Arrian takes several shots at Xenophon, providing pointed contrasts between Alexander’s and Xenophon’s accomplishments. While Arrian revered Xenophon since he added the historian's name to his own, apparently the appreciation resided mostly in Xenophon’s writing ability and not his military achievements. Or maybe just when compared to Alexander. There may be (a no longer false) modesty from Arrian in this history regarding a) his distance from the subject (compared to Xenophon who wrote his own history in the Anabasis), and b) his willingness to go unnamed in the work. Arrian claims “these chronicles are my country and my family and my offices, and have been from my youth.” Since Alexander held the “foremost place among warriors”, then Arrian should hold “a foremost place among Greek writers”. Many comments spring to mind from these prefaces, but I’ll limit myself to one point.
Arrian makes it clear in the first preface there were many histories of Alexander’s exploits to choose from when compiling a history. The second preface, though, complains of the void in adequately relaying his deeds in a “worthy manner either in prose or in verse.” I think it worth looking at these two claims. Several options can explain the void despite numerous histories but I keep coming back to two reasons. If Arrian meant there were not many great writers from Alexander’s time down to the second century CE that addressed Alexander's life then Arrian engages in self-promotion consistent with his claims in the prefaces, especially in the second one.

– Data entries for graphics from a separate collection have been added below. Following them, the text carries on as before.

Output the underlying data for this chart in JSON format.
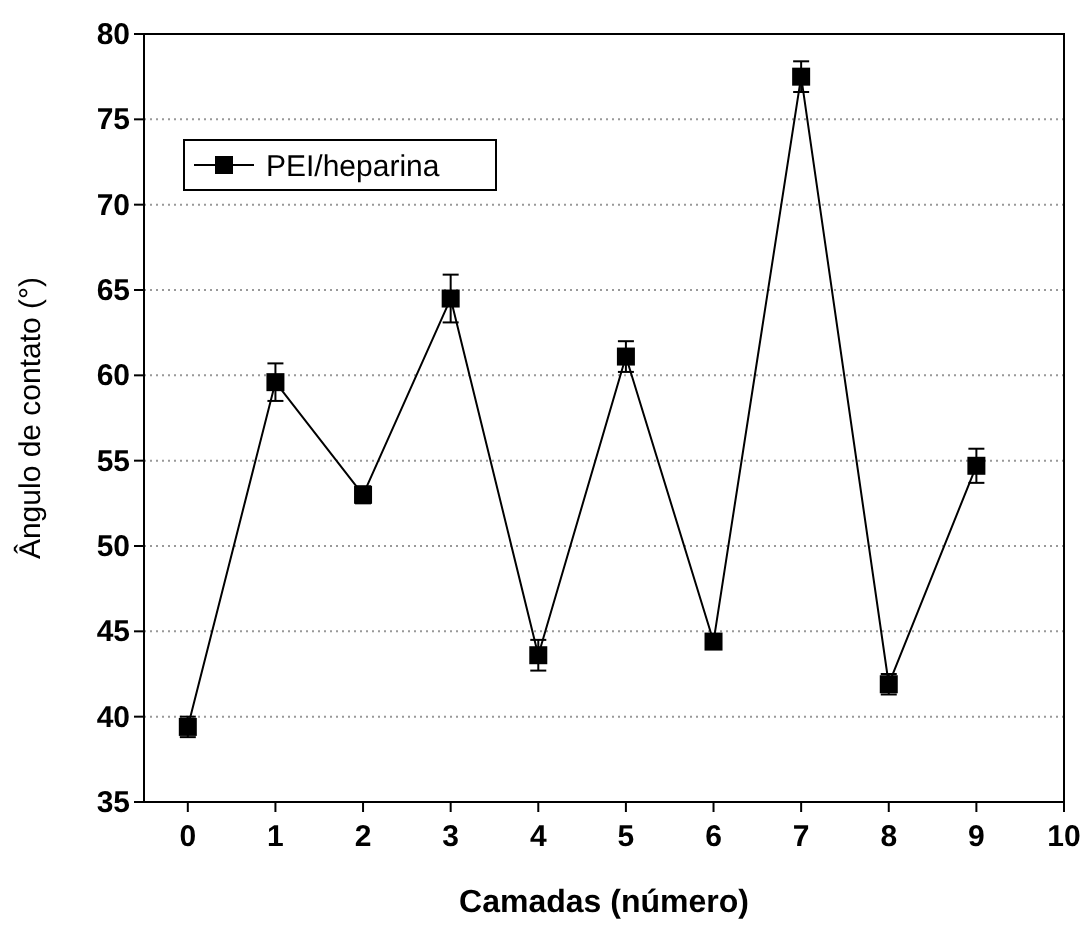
{
  "chart_data": {
    "type": "line",
    "xlabel": "Camadas (número)",
    "ylabel": "Ângulo de contato (°)",
    "x": [
      0,
      1,
      2,
      3,
      4,
      5,
      6,
      7,
      8,
      9
    ],
    "series": [
      {
        "name": "PEI/heparina",
        "color": "#000000",
        "values": [
          39.4,
          59.6,
          53.0,
          64.5,
          43.6,
          61.1,
          44.4,
          77.5,
          41.9,
          54.7
        ],
        "errors": [
          0.6,
          1.1,
          0.5,
          1.4,
          0.9,
          0.9,
          0.3,
          0.9,
          0.6,
          1.0
        ]
      }
    ],
    "xlim": [
      -0.5,
      10
    ],
    "xticks": [
      0,
      1,
      2,
      3,
      4,
      5,
      6,
      7,
      8,
      9,
      10
    ],
    "ylim": [
      35,
      80
    ],
    "yticks": [
      35,
      40,
      45,
      50,
      55,
      60,
      65,
      70,
      75,
      80
    ],
    "grid": "y",
    "legend": "top left",
    "marker": "square",
    "line_style": "solid"
  }
}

Alexander's accomplishments cannot be denied, as Arrian declares, but there may be a tacit admission regarding conflicting views of Alexander. I’m not referring to the conflicting histories Arrian mentions—paring down to just the basic facts provides a somewhat consistent narrative. Where the historian places the emphasis in those facts can make all the difference. I’m looking forward to see how Arrian handles the many facets of Alexander.